INVENTING TOYS Playing with ideas



One toy company gave a 10-year-old a hand with his idea.
By MARYLOU TOUSIGNANT
WASHINGTON POST
WASHINGTON -- Did you ever wonder how a certain toy or game got invented? Did some super-geniuses sit around a big table until they had it exactly right? Was some guy noodling on a napkin while waiting for his pizza to arrive? Or maybe a kid woke up in the middle of the night with a brainstorm for a great new puzzle or game.
This is the tale of three new playthings and how they came to be.
Michael Hicks didn't set out to invent a challenging toy.
Laid off from his job as an industrial electronics technician, he was supposed to be installing the new dryer at his home in South Carolina. But the dryer hose didn't fit. It had been sitting in the corner on top of his golf bag for a couple of days when Hicks spied it and had an odd thought: "I wonder if I can get a golf ball to loop in and out of this tube?"

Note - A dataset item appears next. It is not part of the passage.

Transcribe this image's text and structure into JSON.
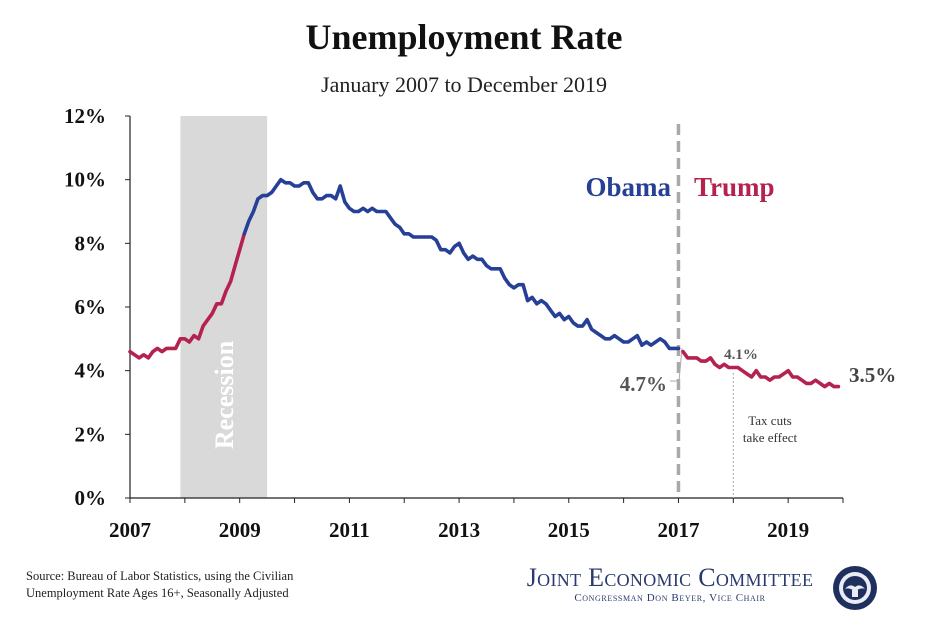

Four hours later he was still playing with it, convinced that he had his hands on the next hot toy. Others weren't so sure. When he excitedly showed his creation to his grandmother, she said, "You've lost your mind!" And his friends predicted that "nobody is going to buy this."
Wrong.
Hicks has sold about 80,000 Accuthrows (the name he gave his toy) and soon they will be available in Europe. The toy, which sells for $9.95, has even appeared on national television shows.
"It's addictive," said Paul McCall, a fan whose skill has earned him the nickname Accuthrow Man.
McCall, an artist who met Hicks through a mutual friend a year and a half ago, can do 20 tricks with Accuthrow, although he does not hold the world record (377 continuous loops, according to accuthrow.com).
Hicks, 33, said he never doubted his toy would create a buzz: "It's wholesome and simple. People are saying, 'That's the next big thing. That's the next Hula Hoop.'"
Tap into the power
The winning idea just popped into Nathan Tung's head.
He had seen a magazine ad announcing a contest for kid inventors. He was 10 at the time and eager to invent something.
But for a long while, he didn't know what. The night before the contest deadline, he sat down at his kitchen table with a pencil and paper. Suddenly he had his idea: "Power Gloves" to wear while hiking or jogging. The gloves he drew had a light-up compass that doubled as a magnifying glass, an alarm clock/stopwatch and a message recorder.
The next day Nathan's mom mailed his drawing to the Wild Planet toy company, which hosts the annual inventor contest. Several months later Nathan was notified that he had won and that his idea, renamed Explorer's Gloves, would be made into a real toy!
"I didn't know what to say," he recalled in a phone interview from his home in Southern California. "It was too amazing."
This September you will be able to get your hands into a pair of Explorer's Gloves. They will have tweezers for picking up bugs, and lights to see things in the dark. But to keep the price under $20, they won't have a message recorder or stopwatch.
Nathan, now 11 and finishing fifth grade, is cool with the changes. He's already thinking of his next big invention.
Collaboration pays off
Like most working moms, Rose Anderson wanted to spend more time with her preteen kids. But when she got home from work, they were busy playing video games or doing other things.
She tried to get them to play board games as a family, but they said the games were old-fashioned and boring.
So Anderson, 44, decided to invent her own game: something exciting that older kids (10 and up) would want to play again and again, something educational as well as fun and something that girls and boys would both like.
She called it Geist (the German word for ghost, spirit, mind or wit). Geist takes place in a cemetery haunted by 13 ghosts who have escaped from the underworld. The players are hunters who must capture the ghosts and save the town. To do that, the hunters must plot their moves carefully, watching out for pranks by the geists that could upset their strategy.
Anderson, who lives in Vienna, Va., spent two years developing Geist. Her two kids -- Max, now 14, and India, 11 -- and stepdaughter Taylor, 12, helped work out the kinks and advised her on what was awesome.
"I wanted a game that you buy once and play for the rest of your life -- a classic," she said. Geist sells for about $44.
Later this year look for Geist Junior, designed for kids under 10.